The rapidly expanding retailer, which sells cheap clothes and lifestyle products targeting Gen-Z shoppers mainly in the west and the Middle East, has been valued at $65bn-85bn in private markets, according to three people with knowledge of the situation.
The cut-price share sales come as venture capital and private equity funds are trying to liquidate capital following a rout in global equity markets, which has been particularly bruising for tech companies.
One individual said that recent trades on the private market — where prices are not disclosed publicly — valued the company at between $70bn-85bn, with large share blocs selling at a discount. They said about $200mn worth of shares had sold at a $70bn valuation.
Another individual said that $100mn worth of shares were sold in recent months which valued the company at $65bn.
Shein was valued at just above $100bn in a fundraising round in April, according to three people with direct knowledge of the matter, making it the world’s third most valuable private company, behind ByteDance and SpaceX. Only two years ago, the company was valued at $15bn.
A Shein spokesperson said: “There have been no company authorised transactions since April, including any secondary market transactions which would require prior company approval.”
“They have been badly hit, just like pretty much every other ecommerce company around the globe,” said a person who turned down investing in Shein at a discount of about 30 per cent. “I don’t think there is something fundamentally wrong with the business . . . it was probably overvalued earlier this year,” the person added.

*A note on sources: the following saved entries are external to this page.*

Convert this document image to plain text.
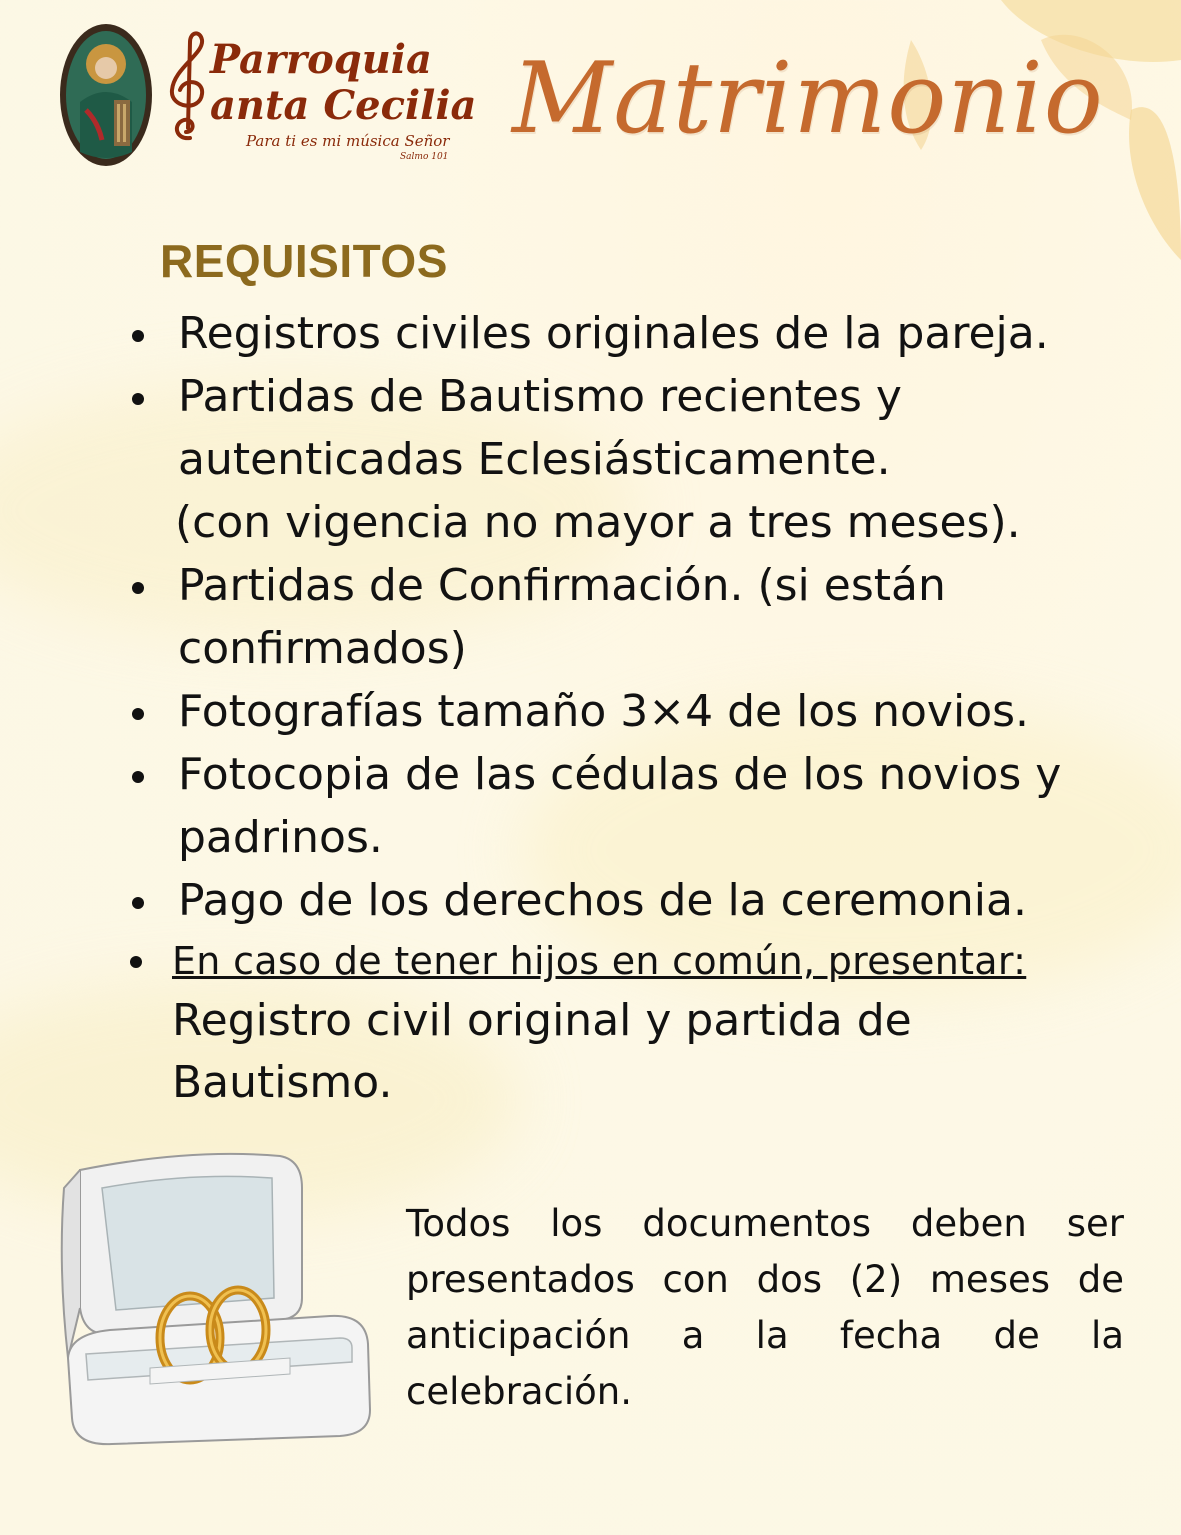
Parroquia
anta Cecilia
Para ti es mi música Señor
Salmo 101
Matrimonio
REQUISITOS
Registros civiles originales de la pareja.
Partidas de Bautismo recientes y
autenticadas Eclesiásticamente.
(con vigencia no mayor a tres meses).
Partidas de Confirmación. (si están
confirmados)
Fotografías tamaño 3×4 de los novios.
Fotocopia de las cédulas de los novios y
padrinos.
Pago de los derechos de la ceremonia.
En caso de tener hijos en común, presentar:
Registro civil original y partida de
Bautismo.
Todos los documentos deben ser presentados con dos (2) meses de anticipación a la fecha de la celebración.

The fast-fashion behemoth, founded in 2008 by Chinese former marketing professional Chris Xu, has received investment from Sequoia Capital China, Tiger Global Management and IDG Capital.
Started in the eastern Chinese city of Nanjing, Shein has been one of the fastest-growing companies to emerge from China after a regulatory crackdown by Beijing stunted growth in its once flourishing internet ecosystem. Shein has recorded explosive growth in the west, where its cheap and stylish clothing has been a big hit with young shoppers flocking to TikTok for the latest fashion trends.
One person close to the company’s management said the ecommerce group was appealing to investors because of its perceived immunity from Beijing’s regulatory pressure. They said that since Shein’s customer base is outside China, the company would not face the same scrutiny over data and consumer protection issues as ecommerce players Alibaba and JD.com, which sell primarily to local consumers.
Several global venture capital investors have suffered huge losses after pumping a record amount of cash into tech start-ups in 2021 at sky-high valuations.
One investment banker in Hong Kong said Shein had been caught up in selling pressure as funds tried to reduce their equity concentration. “Everything is down 20 to 40 per cent,” the person said.
The drop in tech values has been partly due to growing expectations of a US recession, induced by the Federal Reserve’s monetary tightening designed to tame fast-rising inflation.
But one retail analyst at a large Wall Street Bank said fast-fashion retailers such as Shein faced unique “headwinds” this year, with high inflation and weak consumer confidence in the west. The analyst noted that the increase in the price of raw materials and transportation costs would eat into the industry’s razor-thin margins.